Totò Riina, Bindi: “Può avere una morte dignitosa anche in carcere”

di Redazione

La condizione di cura attuale di Riina è “identica a quella di cui potrebbe godere in libertà o ai domiciliari”. Lo sostiene la presidente della commissione Antimafia Rosy Bindi dopo il sopralluogo all’ospedale di Parma, dove il boss mafioso è ricoverato in regime di 41 bis. A Riina, continua, “è ampiamente assicurato il diritto a una vita dignitosa e dunque a una morte dignitosa. A meno che non si voglia garantire il diritto a morire fuori dal carcere”.

“Riina gode di ogni assistenza medica e vive una situazione carceraria che gli garantisce dignità di vita. Lo Stato vince quando garantisce tutto questo, non quando libera qualcuno che è ancora capo di Cosa Nostra”. Rosy Bindi, relazionando alla commissione bicamerale sulla visita alla struttura ospedaliera dove è ricoverato in regime di 41 bis il boss mafioso, prosegue: “Riina è stato e rimane il capo di Cosa Nostra, non perché lo Stato non abbia vinto, ma perché le regole mafiose non sono modificabili da quelle statali. Continua a mantenere un alto stato di pericolosità e una piena condizione di manifestare le sue volontà. Non ha mai dato segni di ravvedimento”.

La presidente della commissione Antimafia fa luce sulle attuali condizioni di salute del boss mafioso: “Il detenuto, con il quale si è preferito non interloquire, era in sedia a rotelle, in buon ordine, con sguardo vigile. Riina si alimenta autonomamente, è sotto osservazione medica e costantemente assistito da equipe di infermieri. Dal punto di vista intellettivo, come chiarito dai medici e come confermato dagli agenti del GOM addetti alla sorveglianza h24, Riina interloquisce normalmente con il personale medico, paramedico e della polizia penitenziaria”.

Nonostante sia stabilmente ricoverato dal gennaio 2016 nel reparto detentivo della struttura ospedaliera pubblica di Parma, Riina ha continuato a partecipare in videoconferenza alle numerose udienze che lo riguardano “dimostrando di conservare lucidità psichica e anche una certa capacità fisica tanto da sottoporsi ai continui trasporti presso la casa di reclusione di Parma, dove si trova la sala per la celebrazione delle udienze a distanza, per poi fare rientro in giornata in ospedale”. Dopo la pronuncia della Cassazione, è stata attivata la procedura per la predisposizione di un letto ospedaliero di nuova tecnologia per il caso in cui il detenuto dovesse rientrare in carcere.

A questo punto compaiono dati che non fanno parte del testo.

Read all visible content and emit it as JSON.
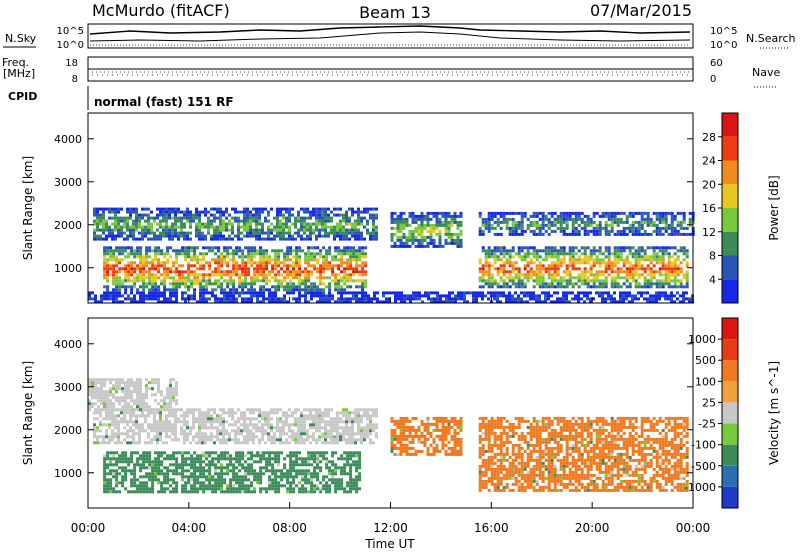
{
  "header": {
    "station": "McMurdo (fitACF)",
    "beam": "Beam 13",
    "date": "07/Mar/2015",
    "nsky_label": "N.Sky",
    "nsearch_label": "N.Search",
    "freq_label_1": "Freq.",
    "freq_label_2": "[MHz]",
    "nave_label": "Nave",
    "cpid_label": "CPID",
    "cpid_text": "normal (fast) 151 RF"
  },
  "noise_panel": {
    "left_ticks": [
      "10^5",
      "10^0"
    ],
    "right_ticks": [
      "10^5",
      "10^0"
    ]
  },
  "freq_panel": {
    "left_ticks": [
      "18",
      "8"
    ],
    "right_ticks": [
      "60",
      "0"
    ]
  },
  "chart_data": [
    {
      "type": "heatmap",
      "name": "power",
      "ylabel": "Slant Range [km]",
      "yticks": [
        "1000",
        "2000",
        "3000",
        "4000"
      ],
      "ylim": [
        180,
        4600
      ],
      "xlim": [
        0,
        24
      ],
      "colorbar_label": "Power [dB]",
      "colorbar_ticks": [
        "4",
        "8",
        "12",
        "16",
        "20",
        "24",
        "28"
      ],
      "colorbar_colors": [
        "#1428e6",
        "#2a55b8",
        "#3c8c5a",
        "#78c83c",
        "#e6c81e",
        "#f08c1e",
        "#eb3c14",
        "#dc1414"
      ],
      "bands": [
        {
          "x": [
            0.6,
            11.0
          ],
          "y": [
            500,
            1500
          ],
          "level": 0.85
        },
        {
          "x": [
            0.2,
            11.5
          ],
          "y": [
            1650,
            2400
          ],
          "level": 0.4
        },
        {
          "x": [
            12.0,
            14.8
          ],
          "y": [
            1500,
            2300
          ],
          "level": 0.5
        },
        {
          "x": [
            15.5,
            23.8
          ],
          "y": [
            550,
            1500
          ],
          "level": 0.8
        },
        {
          "x": [
            15.5,
            24.0
          ],
          "y": [
            1800,
            2300
          ],
          "level": 0.35
        },
        {
          "x": [
            0.0,
            24.0
          ],
          "y": [
            180,
            450
          ],
          "level": 0.1
        }
      ]
    },
    {
      "type": "heatmap",
      "name": "velocity",
      "ylabel": "Slant Range [km]",
      "yticks": [
        "1000",
        "2000",
        "3000",
        "4000"
      ],
      "ylim": [
        180,
        4600
      ],
      "xlim": [
        0,
        24
      ],
      "xticks": [
        "00:00",
        "04:00",
        "08:00",
        "12:00",
        "16:00",
        "20:00",
        "00:00"
      ],
      "xlabel": "Time UT",
      "colorbar_label": "Velocity [m s^-1]",
      "colorbar_ticks": [
        "1000",
        "500",
        "100",
        "25",
        "-25",
        "-100",
        "-500",
        "-1000"
      ],
      "colorbar_colors": [
        "#1e3cc8",
        "#2a6eb4",
        "#3c8c5a",
        "#78c83c",
        "#c8c8c8",
        "#f0a03c",
        "#f0781e",
        "#e63c14",
        "#dc1414"
      ],
      "bands": [
        {
          "x": [
            0.6,
            10.8
          ],
          "y": [
            550,
            1500
          ],
          "color": "#3c8c5a"
        },
        {
          "x": [
            0.2,
            11.5
          ],
          "y": [
            1700,
            2500
          ],
          "color": "#c8c8c8"
        },
        {
          "x": [
            12.0,
            14.8
          ],
          "y": [
            1400,
            2300
          ],
          "color": "#f0781e"
        },
        {
          "x": [
            15.5,
            23.8
          ],
          "y": [
            600,
            2300
          ],
          "color": "#f0781e"
        },
        {
          "x": [
            0.0,
            3.5
          ],
          "y": [
            2500,
            3200
          ],
          "color": "#c8c8c8"
        }
      ]
    }
  ]
}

Chiudendo la sua relazione, Rosy Bindi lancia un monito: “Se si è potuto constatare che per il Riina si è stati in grado di assicurare ogni suo diritto nel regime intramurario, va espressa invece preoccupazione per quanto potrebbe accadere a breve rispetto alla gestione di altri detenuti sottoposti al regime del 41 bis bisognosi di trattamento similare. Non sempre, infatti, le strutture ospedaliere pubbliche hanno, nella sezione riservata ai detenuti, un numero di celle sufficienti per rispondere a richieste di cura e di assistenza crescenti, così come, parallelamente, i continui spostamenti dei detenuti ospedalizzati per la partecipazione a distanza alle udienze”.

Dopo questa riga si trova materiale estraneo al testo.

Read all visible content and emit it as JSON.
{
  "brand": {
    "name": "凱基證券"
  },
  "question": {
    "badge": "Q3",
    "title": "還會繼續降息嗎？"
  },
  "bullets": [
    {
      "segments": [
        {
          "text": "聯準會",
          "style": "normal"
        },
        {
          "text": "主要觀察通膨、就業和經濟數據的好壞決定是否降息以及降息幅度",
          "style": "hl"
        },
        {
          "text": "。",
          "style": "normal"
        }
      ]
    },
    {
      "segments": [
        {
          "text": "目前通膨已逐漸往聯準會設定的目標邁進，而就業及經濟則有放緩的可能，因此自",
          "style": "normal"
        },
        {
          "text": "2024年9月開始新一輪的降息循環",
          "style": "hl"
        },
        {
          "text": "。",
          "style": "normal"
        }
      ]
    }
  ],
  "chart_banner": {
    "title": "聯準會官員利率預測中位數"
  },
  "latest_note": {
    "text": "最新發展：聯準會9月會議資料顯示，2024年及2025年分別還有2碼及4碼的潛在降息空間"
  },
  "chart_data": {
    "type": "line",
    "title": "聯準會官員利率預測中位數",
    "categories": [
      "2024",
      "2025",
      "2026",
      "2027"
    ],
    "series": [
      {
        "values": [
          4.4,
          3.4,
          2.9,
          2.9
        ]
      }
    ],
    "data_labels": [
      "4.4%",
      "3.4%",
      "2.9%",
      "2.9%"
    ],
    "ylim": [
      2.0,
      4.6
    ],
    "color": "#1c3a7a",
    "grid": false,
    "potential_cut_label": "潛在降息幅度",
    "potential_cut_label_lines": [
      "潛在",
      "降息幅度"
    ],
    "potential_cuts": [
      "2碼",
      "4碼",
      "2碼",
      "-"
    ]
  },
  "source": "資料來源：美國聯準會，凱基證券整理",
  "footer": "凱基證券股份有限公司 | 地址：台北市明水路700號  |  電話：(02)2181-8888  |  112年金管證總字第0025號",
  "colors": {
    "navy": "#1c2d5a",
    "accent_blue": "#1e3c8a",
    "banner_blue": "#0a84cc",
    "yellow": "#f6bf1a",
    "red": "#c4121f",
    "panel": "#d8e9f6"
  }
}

“Tutto ciò richiederà un maggiore numero di personale specializzato penitenziario con aumento dei rischi – afferma la presidente della commissione Antimafia -. Occorre dunque adottare tempestivamente soluzioni di ricovero e cura ottimali, per quanto possibile intramurarie dentro il sistema carcerario, in grado di soddisfare i diritti del singolo ma anche la tutela della collettività. Non si possono tenere occupati letti per lungodegenze come quella di Riina. O c’è una allargamento del carcere a strutture sociosanitarie o dentro il carcere bisogna organizzarsi per assistere le non autosufficienze come quelle che si stanno verificando”.